Methods: We conducted a cross-sectional survey in 10 257 randomly selected households in Gilgit-Baltistan from June to August 2021. Data regarding SARS-CoV-2 testing, healthcare worker (HCW) diagnoses, symptoms and outcomes since March 2020 were self-reported by households. 'Confirmed/probable' infection was defined as a positive test, HCW COVID-19 diagnosis or HCW pneumonia diagnosis with COVID-19-positive contact. Robust Poisson regression was conducted to assess differences in symptoms, outcomes and SARS-CoV-2 testing rates. We developed a symptom-based machine learning model to differentiate confirmed/probable infections from those with negative tests. We applied this model to untested respondents to estimate the total prevalence of SARS-CoV-2 infection.

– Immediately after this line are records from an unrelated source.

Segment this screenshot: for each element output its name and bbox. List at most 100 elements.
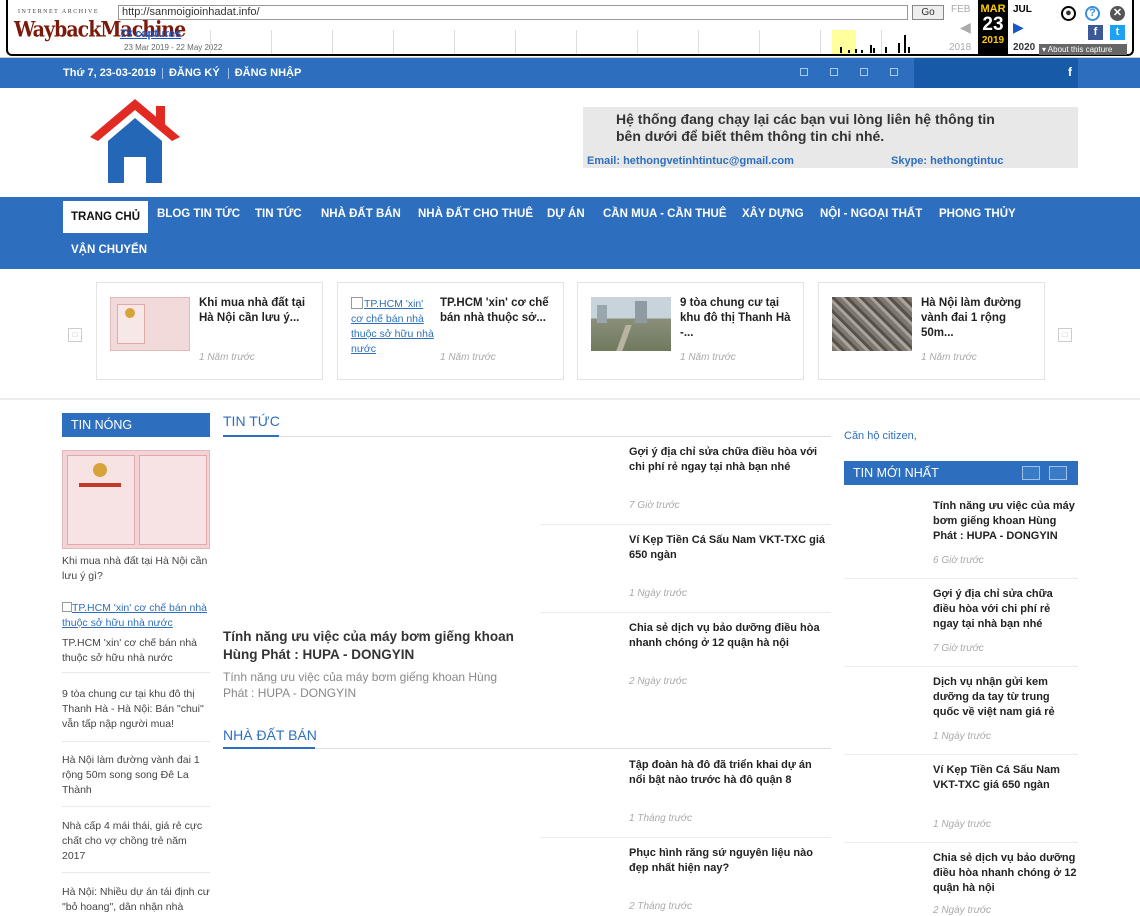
current-year: 2019 (981, 35, 1005, 46)
site-logo-house-icon[interactable] (88, 97, 182, 183)
carousel-title[interactable]: Khi mua nhà đất tại Hà Nội cần lưu ý... (199, 296, 311, 326)
carousel-title[interactable]: TP.HCM 'xin' cơ chế bán nhà thuộc sở... (440, 296, 552, 326)
next-capture-icon[interactable]: ▶ (1013, 19, 1024, 36)
social-icon[interactable] (800, 68, 808, 76)
carousel-next-button[interactable]: □ (1058, 328, 1072, 342)
news-post-title[interactable]: Gợi ý địa chỉ sửa chữa điều hòa với chi … (629, 445, 829, 475)
carousel-title[interactable]: Hà Nội làm đường vành đai 1 rộng 50m... (921, 296, 1033, 341)
current-year-highlight (832, 30, 856, 54)
section-heading-land-sale[interactable]: NHÀ ĐẤT BÁN (223, 727, 317, 743)
go-button[interactable]: Go (912, 5, 944, 20)
hot-news-item[interactable]: Khi mua nhà đất tại Hà Nội cần lưu ý gì? (62, 554, 210, 584)
nav-item-land-sale[interactable]: NHÀ ĐẤT BÁN (321, 198, 401, 230)
latest-post-title[interactable]: Tính năng ưu việc của máy bơm giếng khoa… (933, 499, 1078, 544)
carousel-title[interactable]: 9 tòa chung cư tại khu đô thị Thanh Hà -… (680, 296, 792, 341)
search-box[interactable]: f (914, 58, 1078, 88)
latest-post-title[interactable]: Ví Kẹp Tiền Cá Sấu Nam VKT-TXC giá 650 n… (933, 763, 1078, 793)
nav-item-construction[interactable]: XÂY DỰNG (742, 198, 804, 230)
nav-item-land-rent[interactable]: NHÀ ĐẤT CHO THUÊ (418, 198, 533, 230)
hot-news-item[interactable]: Nhà cấp 4 mái thái, giá rẻ cực chất cho … (62, 819, 210, 864)
hot-news-item[interactable]: TP.HCM 'xin' cơ chế bán nhà thuộc sở hữu… (62, 636, 210, 666)
next-year[interactable]: 2020 (1013, 42, 1035, 53)
hot-news-item[interactable]: 9 tòa chung cư tại khu đô thị Thanh Hà -… (62, 687, 210, 732)
broken-image-alt[interactable]: TP.HCM 'xin' cơ chế bán nhà thuộc sở hữu… (351, 297, 435, 355)
prev-capture-icon[interactable]: ◀ (960, 19, 971, 36)
top-bar: Thứ 7, 23-03-2019 ĐĂNG KÝ ĐĂNG NHẬP f (0, 58, 1140, 88)
nav-item-blog[interactable]: BLOG TIN TỨC (157, 198, 240, 230)
hot-news-alt: TP.HCM 'xin' cơ chế bán nhà thuộc sở hữu… (62, 602, 208, 629)
main-nav: TRANG CHỦ BLOG TIN TỨC TIN TỨC NHÀ ĐẤT B… (0, 197, 1140, 269)
nav-item-fengshui[interactable]: PHONG THỦY (939, 198, 1016, 230)
hot-news-item[interactable]: Hà Nội làm đường vành đai 1 rộng 50m son… (62, 753, 210, 798)
citizen-link[interactable]: Căn hộ citizen, (844, 430, 917, 442)
carousel-thumbnail[interactable] (591, 297, 671, 351)
next-month[interactable]: JUL (1013, 4, 1032, 15)
search-icon[interactable]: f (1068, 65, 1072, 79)
social-icon[interactable] (890, 68, 898, 76)
facebook-icon[interactable]: f (1088, 25, 1103, 40)
divider (62, 741, 210, 742)
carousel-prev-button[interactable]: □ (68, 328, 82, 342)
divider (844, 666, 1078, 667)
latest-next-button[interactable] (1049, 466, 1067, 480)
latest-post-time: 7 Giờ trước (933, 643, 984, 654)
hot-news-broken-image[interactable]: TP.HCM 'xin' cơ chế bán nhà thuộc sở hữu… (62, 601, 210, 631)
hot-news-item[interactable]: Hà Nội: Nhiều dự án tái định cư "bỏ hoan… (62, 885, 210, 915)
latest-post-title[interactable]: Dịch vụ nhận gửi kem dưỡng da tay từ tru… (933, 675, 1078, 720)
news-post-title[interactable]: Ví Kẹp Tiền Cá Sấu Nam VKT-TXC giá 650 n… (629, 533, 829, 563)
nav-item-interior[interactable]: NỘI - NGOẠI THẤT (820, 198, 922, 230)
carousel-card[interactable]: 9 tòa chung cư tại khu đô thị Thanh Hà -… (577, 282, 804, 380)
divider (540, 837, 831, 838)
register-link[interactable]: ĐĂNG KÝ (169, 67, 220, 79)
login-link[interactable]: ĐĂNG NHẬP (235, 67, 302, 79)
carousel-thumbnail[interactable] (832, 297, 912, 351)
nav-item-transport[interactable]: VẬN CHUYỂN (71, 234, 147, 266)
nav-item-home[interactable]: TRANG CHỦ (63, 201, 148, 233)
carousel-time: 1 Năm trước (921, 352, 977, 363)
prev-month[interactable]: FEB (951, 4, 970, 15)
divider (540, 612, 831, 613)
latest-post-time: 1 Ngày trước (933, 731, 991, 742)
twitter-icon[interactable]: t (1110, 25, 1125, 40)
about-capture-label: About this capture (1047, 45, 1113, 54)
divider (540, 524, 831, 525)
capture-date-range: 23 Mar 2019 - 22 May 2022 (124, 43, 223, 52)
ia-label: INTERNET ARCHIVE (18, 9, 100, 15)
carousel-time: 1 Năm trước (440, 352, 496, 363)
divider (0, 398, 1140, 400)
latest-post-title[interactable]: Chia sẻ dịch vụ bảo dưỡng điều hòa nhanh… (933, 851, 1078, 896)
captures-link[interactable]: 78 captures (120, 28, 181, 40)
social-icon[interactable] (860, 68, 868, 76)
wayback-url-input[interactable]: http://sanmoigioinhadat.info/ (118, 5, 908, 20)
carousel-card[interactable]: Khi mua nhà đất tại Hà Nội cần lưu ý... … (96, 282, 323, 380)
user-icon[interactable]: ● (1061, 6, 1076, 21)
section-heading-news[interactable]: TIN TỨC (223, 413, 280, 429)
news-post-time: 2 Ngày trước (629, 676, 687, 687)
carousel-card[interactable]: TP.HCM 'xin' cơ chế bán nhà thuộc sở hữu… (337, 282, 564, 380)
news-post-title[interactable]: Phục hình răng sứ nguyên liệu nào đẹp nh… (629, 846, 829, 876)
close-icon[interactable]: ✕ (1110, 6, 1125, 21)
header-banner[interactable]: Hệ thống đang chạy lại các bạn vui lòng … (583, 107, 1078, 168)
prev-year[interactable]: 2018 (949, 42, 971, 53)
latest-post-title[interactable]: Gợi ý địa chỉ sửa chữa điều hòa với chi … (933, 587, 1078, 632)
divider (844, 842, 1078, 843)
nav-item-news[interactable]: TIN TỨC (255, 198, 302, 230)
divider (844, 754, 1078, 755)
news-post-title[interactable]: Tập đoàn hà đô đã triển khai dự án nổi b… (629, 758, 829, 788)
divider (62, 806, 210, 807)
news-post-title[interactable]: Chia sẻ dịch vụ bảo dưỡng điều hòa nhanh… (629, 621, 829, 651)
hot-news-thumbnail[interactable] (62, 450, 210, 549)
current-day: 23 (982, 14, 1004, 35)
nav-item-projects[interactable]: DỰ ÁN (547, 198, 585, 230)
help-icon[interactable]: ? (1085, 6, 1100, 21)
wayback-logo[interactable]: WaybackMachine (14, 17, 186, 47)
nav-item-buy-rent[interactable]: CẦN MUA - CẦN THUÊ (603, 198, 727, 230)
latest-news-heading: TIN MỚI NHẤT (844, 461, 1078, 485)
about-capture-button[interactable]: ▾ About this capture (1039, 44, 1127, 55)
banner-message: Hệ thống đang chạy lại các bạn vui lòng … (616, 111, 995, 144)
featured-title[interactable]: Tính năng ưu việc của máy bơm giếng khoa… (223, 628, 523, 664)
carousel-card[interactable]: Hà Nội làm đường vành đai 1 rộng 50m... … (818, 282, 1045, 380)
social-icon[interactable] (830, 68, 838, 76)
latest-prev-button[interactable] (1022, 466, 1040, 480)
carousel-thumbnail[interactable] (110, 297, 190, 351)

Results: Data were collected for 77 924 people. Overall, 314 (0.5%) had confirmed/probable infections, 3263 (4.4%) had negative tests and 74 347 (95.1%) were untested. Children were tested less often than adults (adjusted prevalence ratio (aPR) 0.08, 95% CI 0.06 to 0.12 for ages 1-4 years vs 30-39 years), while males were tested more often than females (aPR 1.51, 95% CI 1.40 to 1.63). In the predictive model, area under the receiver operating characteristic curve was 0.92 (95% CI 0.90 to 0.93). We estimate there were 8-17 total SARS-CoV-2 infections for each positive test (8-17:1). The ratio of estimated to confirmed cases was higher for ages 1-4 years (211-480:1), 5-9 years (80-185:1) and for females (13-25:1).
Conclusions: From March 2020 to August 2021, the majority of SARS-CoV-2 infections in Gilgit-Baltistan went unconfirmed, particularly among women and children. Predictive models which incorporate self-reported symptoms may improve understanding of the burden of disease in settings lacking diagnostic capacity.